A Revolução de Outubro e a União Soviética – que marca o tempo histórico da passagem do capitalismo ao socialismo – os seus ideais, valores e conquistas, são alvo de uma violenta campanha de mentiras, deturpações e calúnias, tendo em vista ocultar a grandiosa epopeia de edificação duma sociedade, onde milhões de seres humanos se tornaram protagonistas do seu próprio destino, pela felicidade e pela paz.

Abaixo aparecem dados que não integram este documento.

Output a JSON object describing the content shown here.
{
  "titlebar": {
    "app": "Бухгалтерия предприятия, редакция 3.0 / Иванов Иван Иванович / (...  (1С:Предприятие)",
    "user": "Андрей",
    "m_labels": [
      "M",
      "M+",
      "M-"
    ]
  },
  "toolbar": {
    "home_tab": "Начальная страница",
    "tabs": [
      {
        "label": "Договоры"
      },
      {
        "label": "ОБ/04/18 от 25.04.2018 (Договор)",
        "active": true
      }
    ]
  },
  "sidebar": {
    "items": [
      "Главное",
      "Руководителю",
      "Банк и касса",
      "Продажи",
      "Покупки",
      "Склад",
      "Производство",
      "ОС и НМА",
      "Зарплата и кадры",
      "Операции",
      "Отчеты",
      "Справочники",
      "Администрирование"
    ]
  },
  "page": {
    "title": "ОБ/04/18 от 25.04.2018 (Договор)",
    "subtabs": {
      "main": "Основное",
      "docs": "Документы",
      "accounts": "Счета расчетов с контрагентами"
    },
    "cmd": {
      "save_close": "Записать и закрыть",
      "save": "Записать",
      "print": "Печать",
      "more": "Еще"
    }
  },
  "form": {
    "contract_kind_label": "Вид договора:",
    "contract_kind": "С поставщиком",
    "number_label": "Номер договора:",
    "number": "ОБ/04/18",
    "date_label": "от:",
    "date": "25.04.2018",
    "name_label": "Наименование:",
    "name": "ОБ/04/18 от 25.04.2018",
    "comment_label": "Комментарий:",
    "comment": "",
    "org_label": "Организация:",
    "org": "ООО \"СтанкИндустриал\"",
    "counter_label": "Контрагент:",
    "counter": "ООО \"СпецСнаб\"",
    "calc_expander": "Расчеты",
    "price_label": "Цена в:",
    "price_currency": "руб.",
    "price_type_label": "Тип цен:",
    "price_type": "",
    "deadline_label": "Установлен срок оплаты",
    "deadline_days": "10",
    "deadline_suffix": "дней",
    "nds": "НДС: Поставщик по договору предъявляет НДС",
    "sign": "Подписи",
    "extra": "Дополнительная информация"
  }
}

Se é verdade que a Revolução de Outubro significou extraordinários avanços e transformações libertadoras, o desaparecimento da URSS e as derrotas do socialismo no Leste da Europa no final do século XX, cujas causas, para além de significativos fatores externos, radicaram fundamentalmente num «modelo» que se afastou e entrou mesmo em contradição com os valores e ideais do socialismo, tiveram como resultado um grande salto atrás nos direitos e conquistas dos trabalhadores e dos povos e tornaram o mundo mais injusto, inseguro e perigoso.
O socialismo impõe-se como exigência da atualidade e do futuro
O desaparecimento da URSS não desvaloriza a primeira experiência de uma sociedade livre da exploração e da opressão do homem pelo homem, não apaga a realidade das grandes realizações e conquistas do povo soviético e a decisiva influência da URSS no desenvolvimento mundial, nem altera a natureza exploradora, opressora, agressiva e predadora do capitalismo.
De facto, o capitalismo desencadeia violenta ofensiva contra os direitos dos trabalhadores e dos povos e um punhado de poderosas multinacionais submetem estados e regiões inteiros. Agravaram-se as formas de exploração, aumentou o desemprego e o trabalho precário, mal pago e sem direitos. Aprofundou-se o fosso entre ricos e pobres no plano mundial e dentro dos diferentes países. A pobreza, a fome e a doença continuam a dominar vastas regiões do planeta. A exploração do trabalho infantil, o trabalho escravo, o tráfico de seres humanos, o comércio de droga, a corrupção e outras chagas do capitalismo não param de alastrar. Generalizam-se as ações de desestabilização e multiplicam-se as guerras de agressão. Alarga-se a corrida aos armamentos. A NATO estende-se até às fronteiras da Rússia e da China.
Por mais que apregoem o contrário, o capitalismo não é o «fim da história» e, no prosseguimento da luta pelo ideal e o projeto libertador da Revolução de Outubro, o socialismo impõe-se como exigência da atualidade e do futuro.